For starters, we'll have a "sallet" -- salad -- from Margaret Huntington Hooker's 1896 book, "Early American Cookery," reprinted in 1981 by Americana Review. Comprising dozens of Colonial recipes Miss Hooker gathered, the book includes instructions for, among other things, grilling a calf's head, boiling hops and frying apple pies: "Make a sweet Crust, roll and cut out with a Saucer. Fill with Apple Sauce, double over the Crusts and pinch the Edges. Fry in smoking Fat. To be eaten hot for Supper."
Having a salad then usually meant growing or foraging your own greens, so the recipe begins, "Let the Herbs be fresh-gathered ..." The "sauce" is much like our dressing, made from olive oil, hard-boiled egg yolks, cream, butter, mustard, salt, vinegar and sugar.
For the soup course -- Cream of Cauliflower -- we'll dip into "The Margaret Rudkin Pepperidge Farm Cookbook" from 1963, part memoir and chock full of recipes, a scant few using Pepperidge Farm products, and delightful illustrations by children's book illustrator Erik Blegvad. Mrs. Rudkin is a knowledgeable and amiable companion as she guides us through her growing-up years in New York City; how she began her business in 1937 selling her homemade, stone-ground whole wheat bread to the local grocer; and life on her husband's ancestral farm in Ireland, which they purchased in 1953. The bonus is that Mrs. Rudkin devotes an entire section to "Cooking from Antique Cookbooks," beginning with the first printed cookbook, "De Honesta Voluptate et Valitudine" ("On Right Pleasure and Good Health"), published in Venice in 1475.
"What fascinates me is that so many of the same foods we use today were being used then in practically the same way," she writes.
For our main course, I'm tempted to follow Andy Warhol and Suzie Frankfurt's recipe for roast pig, from their "Wild Raspberries" cookbook written and lavishly illustrated in 1959 and published in 1997: "Contact Trader Vic's and order a 40 pound suckling pig to serve 15. Have Hanley take the Carey Cadillac to the side entrance and receive the pig at exactly 6:45. Rush home immediately and place on the open spit for 50 minutes. Remove and garnish with fresh crabapples."
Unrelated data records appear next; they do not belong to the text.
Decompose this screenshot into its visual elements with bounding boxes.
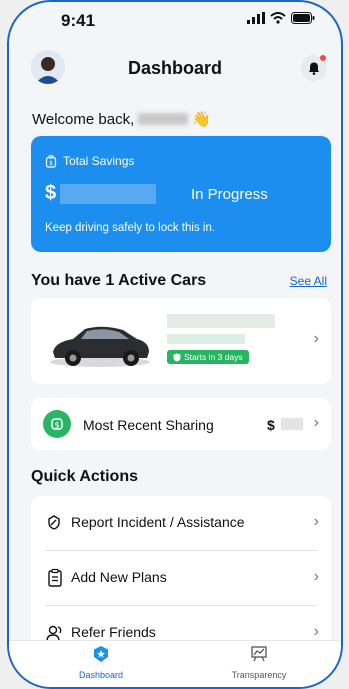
tab-transparency-label: Transparency — [231, 670, 287, 680]
status-time: 9:41 — [61, 11, 96, 30]
see-all-link[interactable]: See All — [290, 274, 327, 288]
chevron-right-icon: › — [313, 513, 319, 530]
chevron-right-icon: › — [313, 414, 319, 431]
shield-icon — [173, 353, 181, 361]
active-cars-title: You have 1 Active Cars — [31, 272, 207, 289]
page-title: Dashboard — [127, 58, 223, 78]
savings-amount: $ — [45, 182, 157, 205]
add-new-plans-item[interactable]: Add New Plans › — [31, 551, 331, 606]
sharing-currency: $ — [267, 417, 275, 433]
redacted-sharing-amount — [281, 418, 303, 430]
wave-emoji: 👋 — [192, 111, 211, 128]
dollar-icon: $ — [43, 410, 71, 438]
star-badge-icon — [94, 646, 108, 662]
chevron-right-icon: › — [313, 330, 319, 347]
savings-card[interactable]: $ Total Savings $ In Progress Keep drivi… — [31, 136, 331, 252]
bottom-tab-bar: Dashboard Transparency — [9, 640, 341, 687]
redacted-savings-value — [60, 183, 157, 204]
notifications-button[interactable] — [301, 55, 327, 81]
redacted-car-detail — [167, 334, 245, 344]
tab-dashboard-label: Dashboard — [78, 670, 124, 680]
status-badge: Starts in 3 days — [167, 350, 249, 364]
savings-icon: $ — [45, 154, 57, 168]
battery-icon — [291, 12, 315, 24]
car-image — [50, 326, 150, 367]
quick-actions-list: Report Incident / Assistance › Add New P… — [31, 496, 331, 661]
savings-status: In Progress — [191, 186, 268, 203]
report-incident-item[interactable]: Report Incident / Assistance › — [31, 496, 331, 551]
hand-shield-icon — [48, 515, 60, 530]
tab-transparency[interactable]: Transparency — [209, 645, 309, 680]
savings-label: Total Savings — [63, 154, 135, 168]
chart-board-icon — [251, 646, 267, 662]
add-new-plans-label: Add New Plans — [71, 569, 167, 585]
car-card[interactable]: Starts in 3 days › — [31, 298, 331, 384]
svg-text:$: $ — [49, 160, 53, 167]
savings-label-row: $ Total Savings — [45, 154, 134, 168]
welcome-text: Welcome back, 👋 — [32, 110, 211, 129]
notification-dot — [320, 55, 326, 61]
status-badge-text: Starts in 3 days — [184, 352, 243, 362]
redacted-user-name — [138, 113, 189, 125]
svg-text:$: $ — [54, 420, 59, 429]
signal-icon — [247, 12, 265, 24]
welcome-prefix: Welcome back, — [32, 110, 135, 128]
status-icons — [247, 12, 315, 24]
savings-note: Keep driving safely to lock this in. — [45, 222, 216, 234]
status-bar: 9:41 — [9, 2, 341, 42]
recent-sharing-card[interactable]: $ Most Recent Sharing $ › — [31, 398, 331, 450]
report-incident-label: Report Incident / Assistance — [71, 514, 245, 530]
tab-dashboard[interactable]: Dashboard — [51, 645, 151, 680]
clipboard-icon — [48, 568, 62, 587]
app-header: Dashboard — [9, 50, 341, 90]
phone-frame: 9:41 Dashboard Welcome back, 👋 $ Total S… — [7, 0, 343, 689]
quick-actions-title: Quick Actions — [31, 468, 138, 485]
refer-friends-label: Refer Friends — [71, 624, 156, 640]
wifi-icon — [270, 12, 286, 24]
recent-sharing-label: Most Recent Sharing — [83, 417, 214, 433]
savings-currency: $ — [45, 182, 57, 204]
chevron-right-icon: › — [313, 623, 319, 640]
chevron-right-icon: › — [313, 568, 319, 585]
redacted-car-name — [167, 314, 275, 328]
bell-icon — [308, 62, 320, 75]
But even my fantasy kitchen lacks an open spit, so let's make Braised Chicken Stuffed with Noodles from "The Alice B. Toklas Cookbook" of 1954, which vividly recounts the years she spent with Gertrude Stein in France. The noodles (only homemade will do) are cut in narrow strips and mixed with grated parmesan and Swiss, heavy cream and small mushroom caps. The bird is stuffed, trussed and browned in butter, simmered for an hour in a cup of chicken bouillon then covered with Sauce Mornay -- bechamel with cheese, in this case parmesan -- and placed in a hot oven to glaze.
Our vegetable side is fresh okra, done the way "The Yearling" author Marjorie Kinnan Rawlings taught me to do it in "Cross Creek Cookery" -- boiled for exactly seven minutes and served with Hollandaise sauce. In this anecdote-laced 1942 cookbook, she documents the way she and her hired help cooked in the 1930s at her Cracker-style farmhouse in Cross Creek, Fla. It's Southern backwoods eating, what with the cooter soup, grits and all.
Dessert, from Betty Crocker's Picture Cook Book of 1950, is "Inexpensive Sponge Cake," with a rich taste and firm texture that belie its name. We'll serve it with fresh raspberries and whipped cream, but before we tuck into it, we'll raise our coffee cups to the real Betty Crocker, Marjorie Child Husted, who for 20 years led the General Mills Home Service Department and the cookbook's production.
Still wondering what a cooter is? Think soft-shell turtle. Mrs. Rawlings advises, "Scald the feet and rub off the skin."